Simpatico, solare e carismatico. Sarà per questo che Carlo Conti, professionista dello share, riesce e tenere inchiodati milioni di spettatori di ogni età davanti alla televisione. E non è un caso che, anche nel 2009, abbia vinto il premio “regia televisiva” come personaggio maschile dell’anno, arrivato tra i primi dieci col programma I migliori anni. Piace per il suo linguaggio pulito, senza doppi sensi, spontaneo, piace per il suo umorismo irriverente, tipicamente toscano. Anche un pomeriggio, come quello dell’intervista, passato in un asettico camerino degli studi di registrazione Rai, alla Dear di Roma, è piacevole ed insolito per le simpatiche battute del presentatore.

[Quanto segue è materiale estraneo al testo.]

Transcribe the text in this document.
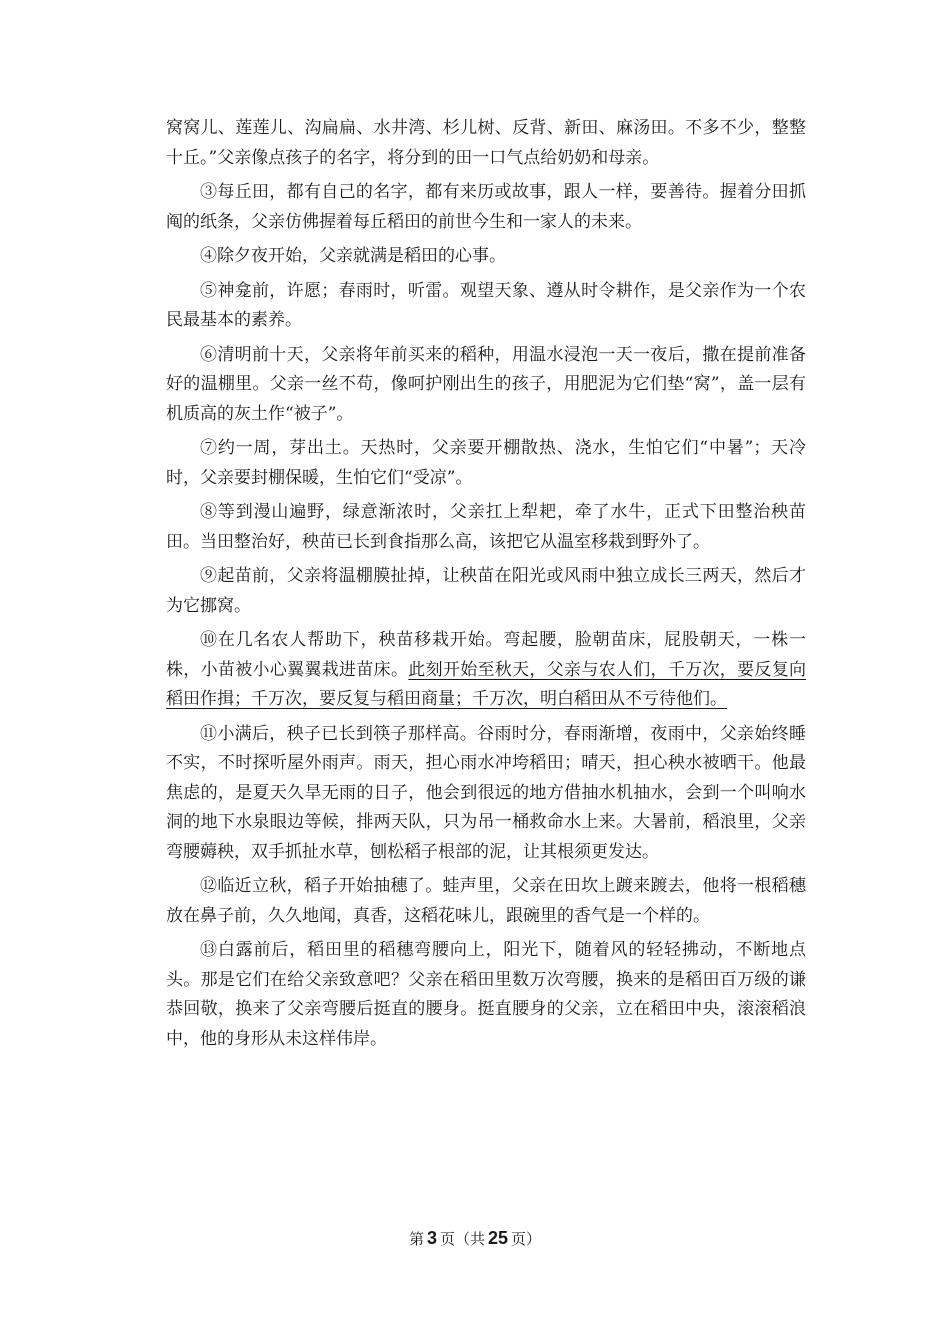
窝窝儿、莲莲儿、沟扁扁、水井湾、杉儿树、反背、新田、麻汤田。不多不少，整整十丘。”父亲像点孩子的名字，将分到的田一口气点给奶奶和母亲。

③每丘田，都有自己的名字，都有来历或故事，跟人一样，要善待。握着分田抓阄的纸条，父亲仿佛握着每丘稻田的前世今生和一家人的未来。

④除夕夜开始，父亲就满是稻田的心事。

⑤神龛前，许愿；春雨时，听雷。观望天象、遵从时令耕作，是父亲作为一个农民最基本的素养。

⑥清明前十天，父亲将年前买来的稻种，用温水浸泡一天一夜后，撒在提前准备好的温棚里。父亲一丝不苟，像呵护刚出生的孩子，用肥泥为它们垫“窝”，盖一层有机质高的灰土作“被子”。

⑦约一周，芽出土。天热时，父亲要开棚散热、浇水，生怕它们“中暑”；天冷时，父亲要封棚保暖，生怕它们“受凉”。

⑧等到漫山遍野，绿意渐浓时，父亲扛上犁耙，牵了水牛，正式下田整治秧苗田。当田整治好，秧苗已长到食指那么高，该把它从温室移栽到野外了。

⑨起苗前，父亲将温棚膜扯掉，让秧苗在阳光或风雨中独立成长三两天，然后才为它挪窝。

⑩在几名农人帮助下，秧苗移栽开始。弯起腰，脸朝苗床，屁股朝天，一株一株，小苗被小心翼翼栽进苗床。此刻开始至秋天，父亲与农人们，千万次，要反复向稻田作揖；千万次，要反复与稻田商量；千万次，明白稻田从不亏待他们。

⑪小满后，秧子已长到筷子那样高。谷雨时分，春雨渐增，夜雨中，父亲始终睡不实，不时探听屋外雨声。雨天，担心雨水冲垮稻田；晴天，担心秧水被晒干。他最焦虑的，是夏天久旱无雨的日子，他会到很远的地方借抽水机抽水，会到一个叫响水洞的地下水泉眼边等候，排两天队，只为吊一桶救命水上来。大暑前，稻浪里，父亲弯腰薅秧，双手抓扯水草，刨松稻子根部的泥，让其根须更发达。

⑫临近立秋，稻子开始抽穗了。蛙声里，父亲在田坎上踱来踱去，他将一根稻穗放在鼻子前，久久地闻，真香，这稻花味儿，跟碗里的香气是一个样的。

⑬白露前后，稻田里的稻穗弯腰向上，阳光下，随着风的轻轻拂动，不断地点头。那是它们在给父亲致意吧？父亲在稻田里数万次弯腰，换来的是稻田百万级的谦恭回敬，换来了父亲弯腰后挺直的腰身。挺直腰身的父亲，立在稻田中央，滚滚稻浪中，他的身形从未这样伟岸。

第 3 页（共 25 页）
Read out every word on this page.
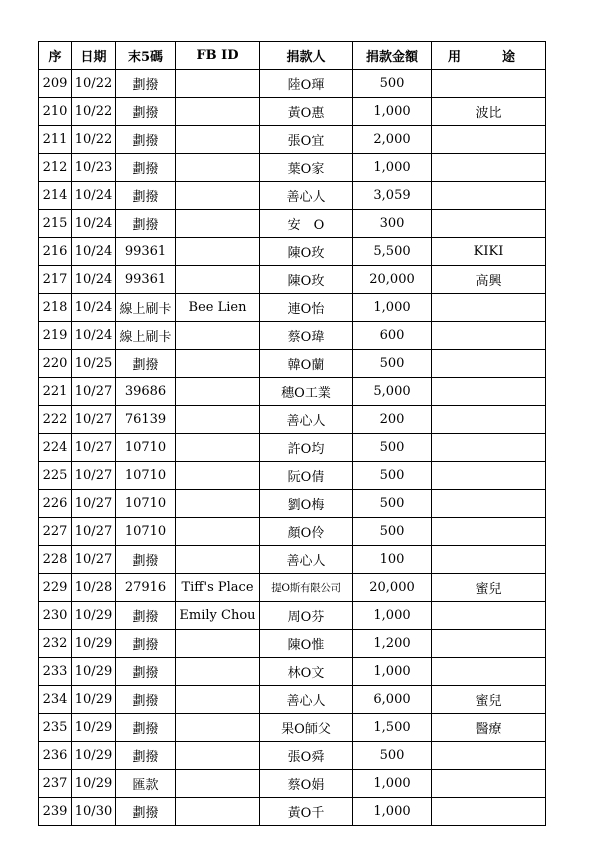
序	日期	末5碼	FB ID	捐款人	捐款金額	用　途
209	10/22	劃撥		陸O琿	500	
210	10/22	劃撥		黃O惠	1,000	波比
211	10/22	劃撥		張O宜	2,000	
212	10/23	劃撥		葉O家	1,000	
214	10/24	劃撥		善心人	3,059	
215	10/24	劃撥		安　O	300	
216	10/24	99361		陳O玫	5,500	KIKI
217	10/24	99361		陳O玫	20,000	高興
218	10/24	線上刷卡	Bee Lien	連O怡	1,000	
219	10/24	線上刷卡		蔡O瑋	600	
220	10/25	劃撥		韓O蘭	500	
221	10/27	39686		穗O工業	5,000	
222	10/27	76139		善心人	200	
224	10/27	10710		許O均	500	
225	10/27	10710		阮O倩	500	
226	10/27	10710		劉O梅	500	
227	10/27	10710		顏O伶	500	
228	10/27	劃撥		善心人	100	
229	10/28	27916	Tiff's Place	提O斯有限公司	20,000	蜜兒
230	10/29	劃撥	Emily Chou	周O芬	1,000	
232	10/29	劃撥		陳O惟	1,200	
233	10/29	劃撥		林O文	1,000	
234	10/29	劃撥		善心人	6,000	蜜兒
235	10/29	劃撥		果O師父	1,500	醫療
236	10/29	劃撥		張O舜	500	
237	10/29	匯款		蔡O娟	1,000	
239	10/30	劃撥		黃O千	1,000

Quando gli chiediamo come ricorda i suoi esordi, nella terra che ha dato i natali a molti uomini di spettacolo, Carlo Conti parla di background e di tanti anni di gavetta.
Da giovanissimo si esibiva nei locali con i suoi amici Leonardo Pieraccioni e Giorgio Panariello. Ci racconta come ha iniziato la carriera?
Leonardo l’ho conosciuto nel 1982, Giorgio qualche anno più tardi. Con loro cominciai le mie avventure televisive, dalle sagre paesane agli spettacoli. Ho condotto un programma intitolato Vernice fresca, in onda su Teleregione. Girando nelle discoteche, nei bar, nei pub e nei locali dove si ritrovavano i giovani e realizzando divertenti interviste. Sulla stessa emittente ho presentato Succo d’arancia.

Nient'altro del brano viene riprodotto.